Même de nuit, quand la porte est fermée de 8 heures du soir à 7 heures du matin.

Comment est-il possible de vivre dans de pareilles conditions ? Toute le famille couche dans une seule chambre qui fait à peu près 4 mètres sur 4. Les deux enfants dormant dans un lit à deux étages, à côté du lit des parents. Le mobilier minimal étant aligné au plus court le long des murs, dans l'ordre et la propreté. Myrna est une maman très tendre et très présente. Les enfants se regroupent facilement près d'elle. Ils faisaient grappe, tout contre elle, durant, la messe anniversaire du 26 novembre. Le garçon, vraie force de la nature, plus extraverti que sa sœur, était aussi près d'elle.
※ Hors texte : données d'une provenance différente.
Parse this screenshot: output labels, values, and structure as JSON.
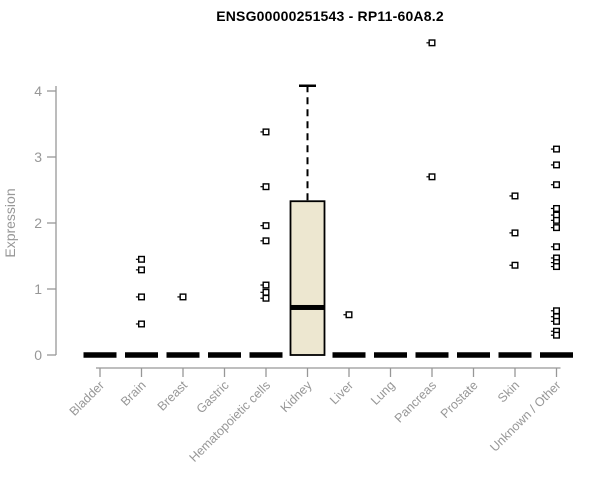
{
  "chart_data": {
    "type": "boxplot",
    "title": "ENSG00000251543 - RP11-60A8.2",
    "ylabel": "Expression",
    "xlabel": "",
    "ylim": [
      0,
      4
    ],
    "yticks": [
      0,
      1,
      2,
      3,
      4
    ],
    "grid": false,
    "legend": false,
    "categories": [
      "Bladder",
      "Brain",
      "Breast",
      "Gastric",
      "Hematopoietic cells",
      "Kidney",
      "Liver",
      "Lung",
      "Pancreas",
      "Prostate",
      "Skin",
      "Unknown / Other"
    ],
    "boxes": [
      {
        "category": "Bladder",
        "q1": 0,
        "median": 0,
        "q3": 0,
        "whisker_low": 0,
        "whisker_high": 0,
        "outliers": []
      },
      {
        "category": "Brain",
        "q1": 0,
        "median": 0,
        "q3": 0,
        "whisker_low": 0,
        "whisker_high": 0,
        "outliers": [
          1.45,
          1.29,
          0.88,
          0.47
        ]
      },
      {
        "category": "Breast",
        "q1": 0,
        "median": 0,
        "q3": 0,
        "whisker_low": 0,
        "whisker_high": 0,
        "outliers": [
          0.88
        ]
      },
      {
        "category": "Gastric",
        "q1": 0,
        "median": 0,
        "q3": 0,
        "whisker_low": 0,
        "whisker_high": 0,
        "outliers": []
      },
      {
        "category": "Hematopoietic cells",
        "q1": 0,
        "median": 0,
        "q3": 0,
        "whisker_low": 0,
        "whisker_high": 0,
        "outliers": [
          3.38,
          2.55,
          1.96,
          1.73,
          1.06,
          0.95,
          0.86
        ]
      },
      {
        "category": "Kidney",
        "q1": 0,
        "median": 0.72,
        "q3": 2.33,
        "whisker_low": 0,
        "whisker_high": 4.08,
        "outliers": []
      },
      {
        "category": "Liver",
        "q1": 0,
        "median": 0,
        "q3": 0,
        "whisker_low": 0,
        "whisker_high": 0,
        "outliers": [
          0.61
        ]
      },
      {
        "category": "Lung",
        "q1": 0,
        "median": 0,
        "q3": 0,
        "whisker_low": 0,
        "whisker_high": 0,
        "outliers": []
      },
      {
        "category": "Pancreas",
        "q1": 0,
        "median": 0,
        "q3": 0,
        "whisker_low": 0,
        "whisker_high": 0,
        "outliers": [
          4.73,
          2.7
        ]
      },
      {
        "category": "Prostate",
        "q1": 0,
        "median": 0,
        "q3": 0,
        "whisker_low": 0,
        "whisker_high": 0,
        "outliers": []
      },
      {
        "category": "Skin",
        "q1": 0,
        "median": 0,
        "q3": 0,
        "whisker_low": 0,
        "whisker_high": 0,
        "outliers": [
          2.41,
          1.85,
          1.36
        ]
      },
      {
        "category": "Unknown / Other",
        "q1": 0,
        "median": 0,
        "q3": 0,
        "whisker_low": 0,
        "whisker_high": 0,
        "outliers": [
          3.12,
          2.88,
          2.58,
          2.22,
          2.12,
          2.04,
          1.93,
          1.64,
          1.47,
          1.4,
          1.34,
          0.67,
          0.58,
          0.51,
          0.36,
          0.3
        ]
      }
    ],
    "colors": {
      "box_fill": "#EDE7D0",
      "box_border": "#000000",
      "median": "#000000",
      "whisker": "#000000",
      "outlier_stroke": "#000000",
      "outlier_fill": "#FFFFFF",
      "axis": "#979797",
      "tick_label": "#979797",
      "title": "#000000"
    }
  }
}
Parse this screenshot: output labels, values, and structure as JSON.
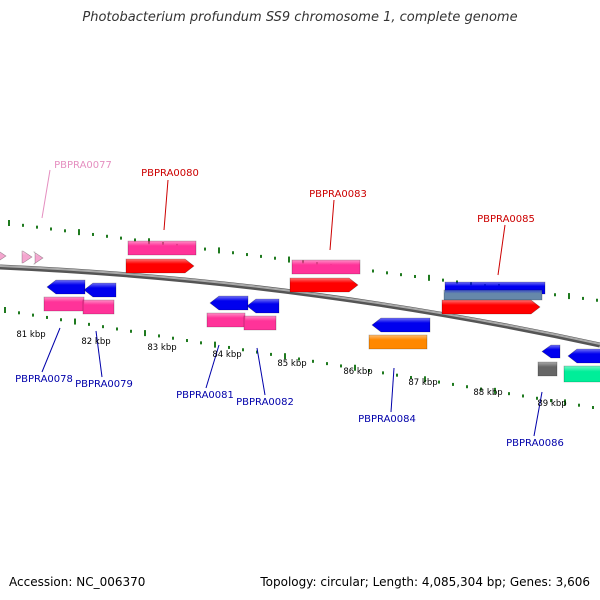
{
  "title": "Photobacterium profundum SS9 chromosome 1, complete genome",
  "footer": {
    "accession": "Accession: NC_006370",
    "stats": "Topology: circular; Length: 4,085,304 bp; Genes: 3,606"
  },
  "colors": {
    "backbone": "#888888",
    "ticks": "#1f7a1f",
    "gene_label_top": "#cc0000",
    "gene_label_bottom": "#0000aa",
    "gene_label_faded": "#e58fc0",
    "pink": "#ff3399",
    "red": "#ff0000",
    "blue": "#0000ee",
    "steel": "#6688aa",
    "orange": "#ff8800",
    "gray": "#666666",
    "green": "#00ee99",
    "light_pink": "#f4a6cf"
  },
  "kbp_labels": [
    "81 kbp",
    "82 kbp",
    "83 kbp",
    "84 kbp",
    "85 kbp",
    "86 kbp",
    "87 kbp",
    "88 kbp",
    "89 kbp"
  ],
  "gene_labels": [
    {
      "id": "g77",
      "text": "PBPRA0077",
      "style": "faded"
    },
    {
      "id": "g78",
      "text": "PBPRA0078",
      "style": "bottom"
    },
    {
      "id": "g79",
      "text": "PBPRA0079",
      "style": "bottom"
    },
    {
      "id": "g80",
      "text": "PBPRA0080",
      "style": "top"
    },
    {
      "id": "g81",
      "text": "PBPRA0081",
      "style": "bottom"
    },
    {
      "id": "g82",
      "text": "PBPRA0082",
      "style": "bottom"
    },
    {
      "id": "g83",
      "text": "PBPRA0083",
      "style": "top"
    },
    {
      "id": "g84",
      "text": "PBPRA0084",
      "style": "bottom"
    },
    {
      "id": "g85",
      "text": "PBPRA0085",
      "style": "top"
    },
    {
      "id": "g86",
      "text": "PBPRA0086",
      "style": "bottom"
    }
  ]
}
Mais contrairement à l'an dernier où il avait plus ou moins bien lutté contre le sommeil, en dormant debout, il a compris, peu avant l'offertoire, qu'il ne tiendrait pas. Après consultation de sa maman, il est raisonnablement parti dormir. Minuit approchait.

Quant à Nicolas, il s'est révélé un manager extraordinaire pour le centre de formation professionnelle que le Père Zahlaoui l'a chargé de fonder dans les faubourg de Damas, où affluent, par centaines de mille, les gens de la campagne en voie de désertification, qui viennent chercher du travail et n'en trouvent pas, faute de qualification. Au centre d'apprentissage accéléré de six mois, Nicolas forme des coiffeurs, des techniciens pour ordinateurs, des tailleurs et couturières. On y enseigne les langues (surtout l'Anglais, aujourd'hui nécessaire, et les jeunes apprennent vite en ce pays de langue arabe où l'oreille est très ouverte). Chaque six mois, après un compagnonnage tonique, un nouveau groupe opérationnel de travailleurs qualifiés sort du centre. Ils trouvent facilement du travail. Ils ont bénéficié d'un climat authentiquement éducatif. L'ambiance du centre est restée tout à fait extraordinaire d'entraide et d'entente.

" Mais comment vous en tirez-vous dans un local si limité : un petit immeuble à un étage, avec des professeurs bénévoles, des médecins, également bénévoles, et des gens de toutes provenances, souvent en détresse. Comment faites-vous régner cette atmosphère détendue et fraternelle ? " Il m'a répondu d'un mot: " On s'aime." C'est le secret du centre, c'est le secret de la famille, c'est aussi le secret du groupe de prière qui continue si profondément à Soufanieh. J'en ai moi, aussi, bénéficié.